The process is the art

Though PICTURE Budapest-Østfold was perhaps limited in scope considering the number of participating artists, the project’s thematic ambition and artistic content was, as this essay has suggested, of almost unlimited proportions. The workshops and seminars in Moss, Fredrikstad and Budapest, the social meetings and talks among the artists, and finally the concluding presentation in Csepel included everything from the very big and the very small: from memories and dust and the tiniest pieces of residue from the heydays of industry, to future changes in the earth’s stratum; from interaction with local communities and different levels of bureaucratic establishment, to confronting the challenging political situation in present day Hungary – the latter most explicitly expressed in Naja Lee Jensen’s sound-turned-poster intervention in Csepel.[3]

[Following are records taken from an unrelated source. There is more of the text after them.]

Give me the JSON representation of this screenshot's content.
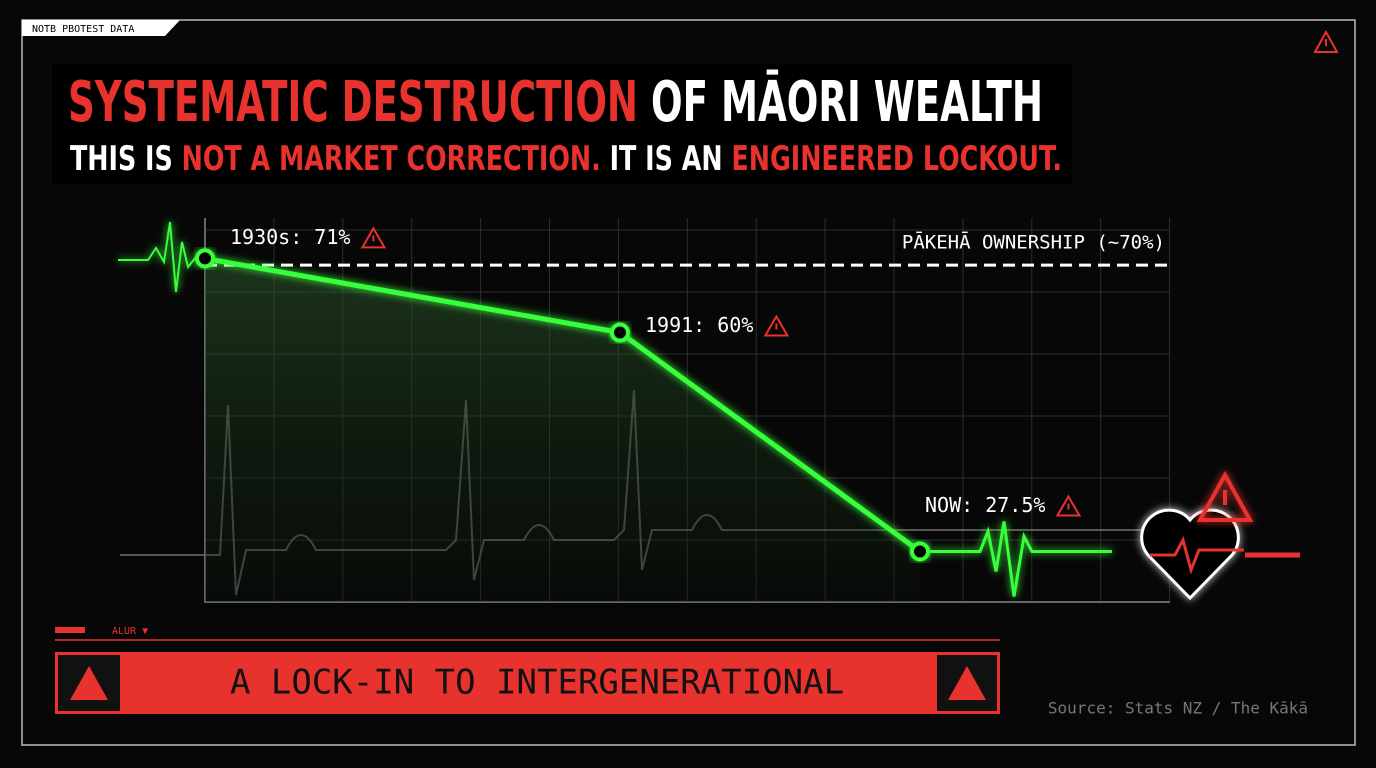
{
  "chart_data": {
    "type": "line",
    "tag": "NOTB PBOTEST DATA",
    "title_parts": [
      "SYSTEMATIC DESTRUCTION",
      " OF MĀORI WEALTH"
    ],
    "subtitle_parts": [
      "THIS IS ",
      "NOT A MARKET CORRECTION.",
      " IT IS AN ",
      "ENGINEERED LOCKOUT."
    ],
    "values": [
      71,
      60,
      27.5
    ],
    "value_labels": [
      "1930s: 71%",
      "1991: 60%",
      "NOW: 27.5%"
    ],
    "color": "#39ff3a",
    "ylim": [
      20,
      77
    ],
    "reference": {
      "text": "PĀKEHĀ OWNERSHIP (~70%)",
      "value": 70
    },
    "grid": true,
    "small_label": "ALUR ▼",
    "banner": "A LOCK-IN TO INTERGENERATIONAL",
    "source": "Source: Stats NZ / The Kākā"
  }
}
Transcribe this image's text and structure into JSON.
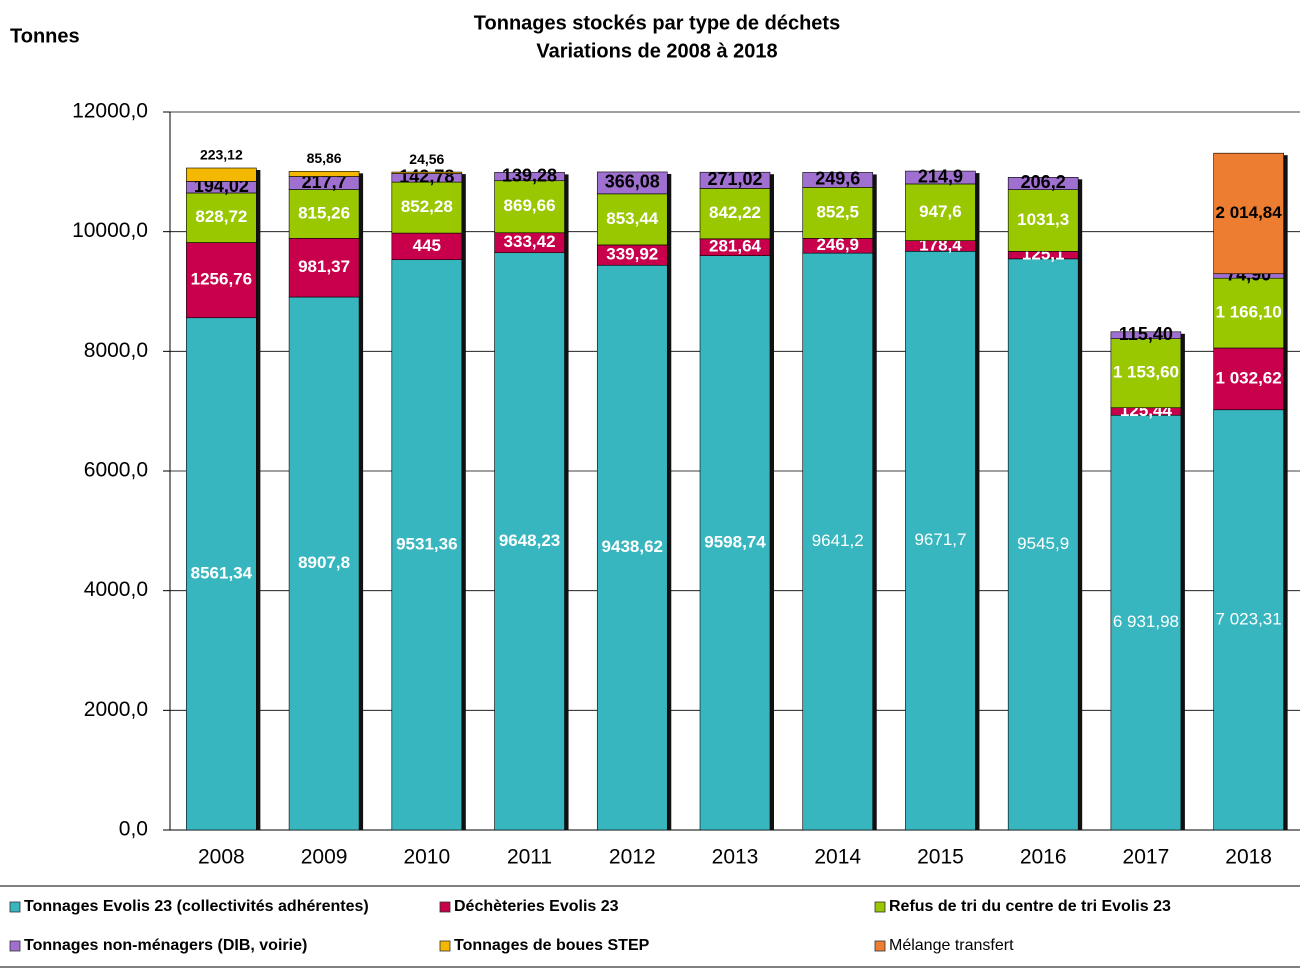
{
  "chart_data": {
    "type": "bar",
    "stacked": true,
    "title": "Tonnages stockés par type de déchets",
    "subtitle": "Variations de 2008 à 2018",
    "y_label": "Tonnes",
    "categories": [
      "2008",
      "2009",
      "2010",
      "2011",
      "2012",
      "2013",
      "2014",
      "2015",
      "2016",
      "2017",
      "2018"
    ],
    "ylim": [
      0,
      12000
    ],
    "yticks": [
      {
        "value": 0,
        "label": "0,0"
      },
      {
        "value": 2000,
        "label": "2000,0"
      },
      {
        "value": 4000,
        "label": "4000,0"
      },
      {
        "value": 6000,
        "label": "6000,0"
      },
      {
        "value": 8000,
        "label": "8000,0"
      },
      {
        "value": 10000,
        "label": "10000,0"
      },
      {
        "value": 12000,
        "label": "12000,0"
      }
    ],
    "grid": true,
    "series": [
      {
        "name": "Tonnages Evolis 23 (collectivités adhérentes)",
        "color": "#38b6c0",
        "values": [
          8561.34,
          8907.8,
          9531.36,
          9648.23,
          9438.62,
          9598.74,
          9641.2,
          9671.7,
          9545.9,
          6931.98,
          7023.31
        ],
        "value_labels": [
          "8561,34",
          "8907,8",
          "9531,36",
          "9648,23",
          "9438,62",
          "9598,74",
          "9641,2",
          "9671,7",
          "9545,9",
          "6 931,98",
          "7 023,31"
        ]
      },
      {
        "name": "Déchèteries Evolis 23",
        "color": "#c8004b",
        "values": [
          1256.76,
          981.37,
          445,
          333.42,
          339.92,
          281.64,
          246.9,
          178.4,
          125.1,
          125.44,
          1032.62
        ],
        "value_labels": [
          "1256,76",
          "981,37",
          "445",
          "333,42",
          "339,92",
          "281,64",
          "246,9",
          "178,4",
          "125,1",
          "125,44",
          "1 032,62"
        ]
      },
      {
        "name": "Refus de tri du centre de tri Evolis 23",
        "color": "#9ac800",
        "values": [
          828.72,
          815.26,
          852.28,
          869.66,
          853.44,
          842.22,
          852.5,
          947.6,
          1031.3,
          1153.6,
          1166.1
        ],
        "value_labels": [
          "828,72",
          "815,26",
          "852,28",
          "869,66",
          "853,44",
          "842,22",
          "852,5",
          "947,6",
          "1031,3",
          "1 153,60",
          "1 166,10"
        ]
      },
      {
        "name": "Tonnages non-ménagers (DIB, voirie)",
        "color": "#a070d0",
        "values": [
          194.02,
          217.7,
          142.78,
          139.28,
          366.08,
          271.02,
          249.6,
          214.9,
          206.2,
          115.4,
          74.9
        ],
        "value_labels": [
          "194,02",
          "217,7",
          "142,78",
          "139,28",
          "366,08",
          "271,02",
          "249,6",
          "214,9",
          "206,2",
          "115,40",
          "74,90"
        ]
      },
      {
        "name": "Tonnages de boues STEP",
        "color": "#f5b800",
        "values": [
          223.12,
          85.86,
          24.56,
          null,
          null,
          null,
          null,
          null,
          null,
          null,
          null
        ],
        "value_labels": [
          "223,12",
          "85,86",
          "24,56",
          null,
          null,
          null,
          null,
          null,
          null,
          null,
          null
        ]
      },
      {
        "name": "Mélange transfert",
        "color": "#ed7d31",
        "values": [
          null,
          null,
          null,
          null,
          null,
          null,
          null,
          null,
          null,
          null,
          2014.84
        ],
        "value_labels": [
          null,
          null,
          null,
          null,
          null,
          null,
          null,
          null,
          null,
          null,
          "2 014,84"
        ]
      }
    ]
  }
}
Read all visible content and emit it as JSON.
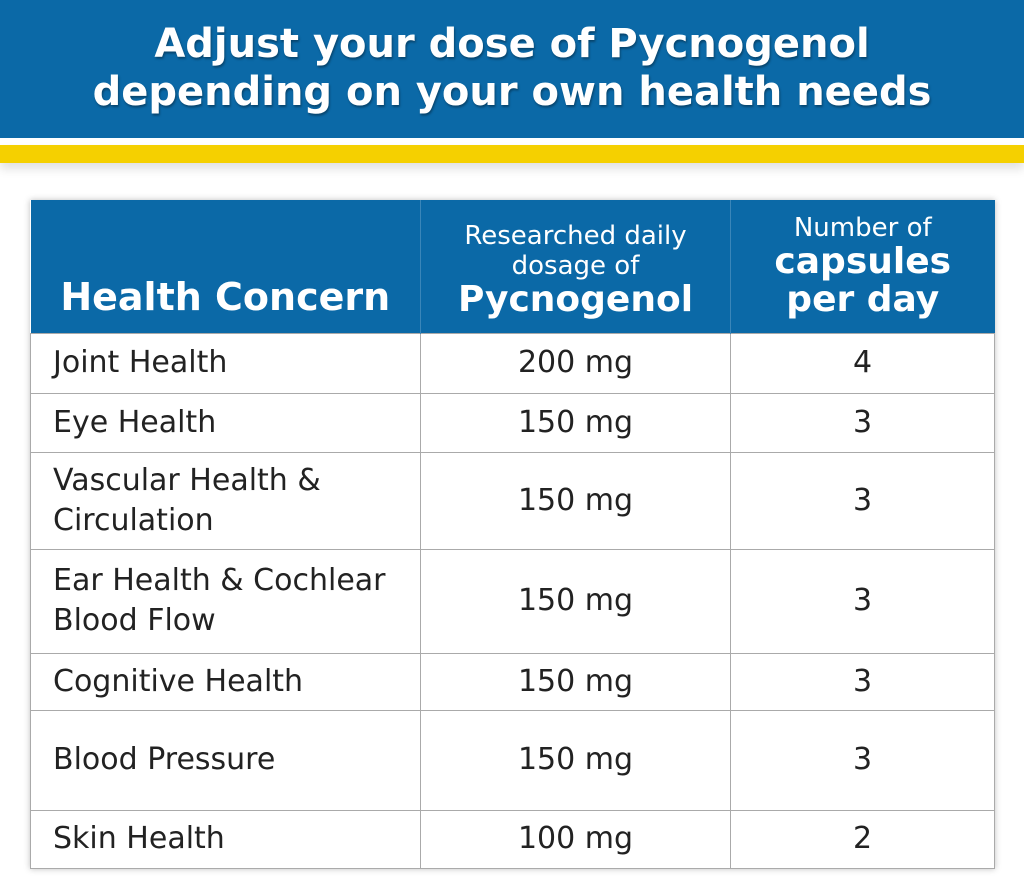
{
  "title_line1": "Adjust your dose of Pycnogenol",
  "title_line2": "depending on your own health needs",
  "colors": {
    "blue": "#0b69a7",
    "yellow": "#f5d000"
  },
  "headers": {
    "col1": "Health Concern",
    "col2_small": "Researched daily dosage of",
    "col2_big": "Pycnogenol",
    "col3_small": "Number of",
    "col3_big": "capsules per day"
  },
  "rows": [
    {
      "concern": "Joint Health",
      "dosage": "200 mg",
      "capsules": "4"
    },
    {
      "concern": "Eye Health",
      "dosage": "150 mg",
      "capsules": "3"
    },
    {
      "concern": "Vascular Health & Circulation",
      "dosage": "150 mg",
      "capsules": "3"
    },
    {
      "concern": "Ear Health & Cochlear Blood Flow",
      "dosage": "150 mg",
      "capsules": "3"
    },
    {
      "concern": "Cognitive Health",
      "dosage": "150 mg",
      "capsules": "3"
    },
    {
      "concern": "Blood Pressure",
      "dosage": "150 mg",
      "capsules": "3"
    },
    {
      "concern": "Skin Health",
      "dosage": "100 mg",
      "capsules": "2"
    }
  ]
}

It is worth noting that all this took place outside of any established art institutional context, something that gave a dimension of both freedom and risk for the participating artists. Maybe that can be put forward as an ideal situation for artistic interventions at large: a combination of liberty and chance that ensures a level of dynamics, unpredictability and intuitive reactions to a situation, site or space, without the restrictions that tend do follow anticipations of specific results, physical or otherwise, within the institutional sphere. But that concern is not foreign to art in public space either. To quote renowned curator Mary Jane Jacob, whose work has been pivotal in the field of public art: A paradox regarding much public art projects is that the end result is already defined previous to the process. But “it is the process that is the art, the goal must be undefined until the work is finished, otherwise there will be no new discovery”, according to Jacob.[4] It lies in the nature of art as intervention that the more risk you take, the more uncertain the “result” will be. At the same time, as a consequence of stepping outside of the safety of the institution and into the reality of the streets, one has to face another set of challenges, be it lack of response and understanding from the very same public one is aiming to reach, or straight out hostility and censorship (as was the situation with Naja’s work in Csepel, that was promptly shut down after reactions from locals). However, such factors are outweighed by the possible and immediate relevance of artistic interventions in the public realm, as contrasted to art that is played out within the more neutral walls of the museum or gallery. Whether proposed and presented as confrontation or pleasant surprise, or both, public art/art as intervention can unveil hidden potential and create poetic moments, encourage collaboration and participation, and ask questions that others don’t ask. Public spaces are mirrors of processes taking place in societies, and art that confronts and contemplates such spaces can in turn raise awareness of those processes, and ultimately, on public and democratic engagement as the definition of society as we know it. In that perspective, the possible “result” of the PICTURE Budapest – Østfold is still an active and open process.

 

[1]              Davis, Heather, ”When the Soul of the Earth is Made of Plastic”, in Norwegian Art Yearbook 2017. Oslo: Pax Forlag, 2017.

[2]              en.wikipedia.org/wiki/Plastiglomerate

[3]              For more detailed information on this and other interventions, see individual project descriptions elsewhere in this publication.

[4]              Mary Jane Jacob, lecture held in Oslo June 18th, 2015.